IPOMP extra overhead < 1%, while Anchor-Point warmup increases time by ~50%.

Key Findings¶

All coreset methods outperform Random, demonstrating that evaluation data selection is crucial for prompt optimization.
Compared to the second-best Anchor-Point, IPOMP achieves +1.6%~3.1% Acc gain and reducing SD by 50%+.
Stage 2 can serve as a plug-and-play plugin: bringing 2.3%/1.1%/1.5% gains to Random/Boundary/Clustering, respectively.
A sample size of 20 is the optimal trade-off point.
A single round of refinement can reduce highly correlated redundancy from 19% to 10%.

Highlights & Insights¶

Novel Problem Formulation: First to investigate evaluation data selection in prompt optimization.
Elegant Design of Real-Time Performance Utilization: Masterfully reuses existing model feedback from the optimization process.
Generality: Stage 2 can be applied plug-and-play to enhance any data selection method.
Improved Stability: Reducing SD by 50%+ signifies a substantial boost in reliability in production environments.

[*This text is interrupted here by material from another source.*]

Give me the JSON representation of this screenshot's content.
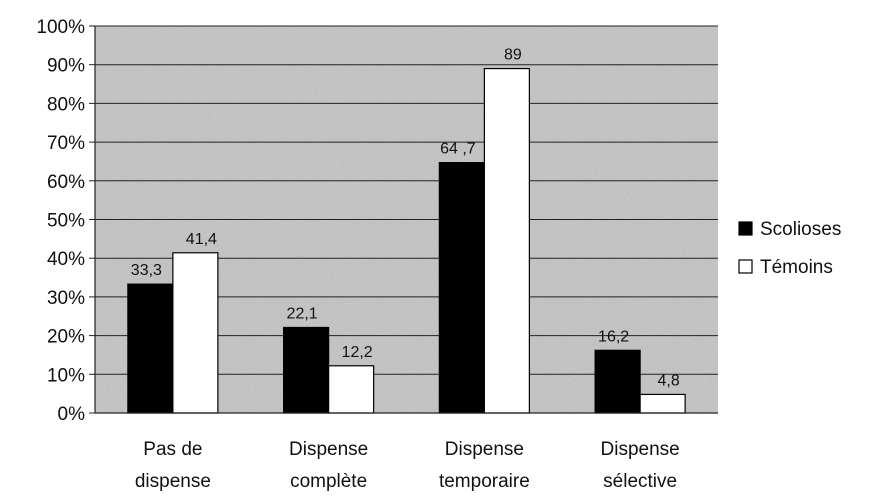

Limitations & Future Work¶

Limited Model Coverage: Only evaluated on GPT-3.5 and GPT-4o-mini.
Task Bias towards Classification: Performance on generation tasks remains unverified.
Logits Dependency: Limited applicability to APIs where logits cannot be obtained.
Prompt Optimization Techniques: Covers only APE, APO, and EVOPROMPT.

Three major categories of prompt optimization: non-directional (APE/EvoPrompt), directional (APO).
Evolution of coreset selection from geometric methods to performance-based methods.
Core insight: In prompt optimization, "what to evaluate" is as important as "how to optimize".

Rating¶

Novelty: ⭐⭐⭐⭐ — First to define and address the evaluation data selection problem in prompt optimization.
Experimental Thoroughness: ⭐⭐⭐⭐ — Evaluated across multiple datasets, models, and optimization techniques with detailed ablations.
Writing Quality: ⭐⭐⭐⭐ — Clear motivation of the problem, systematic description of the method.
Value: ⭐⭐⭐⭐ — High practical value for Stage 2 as a general plug-and-play plugin.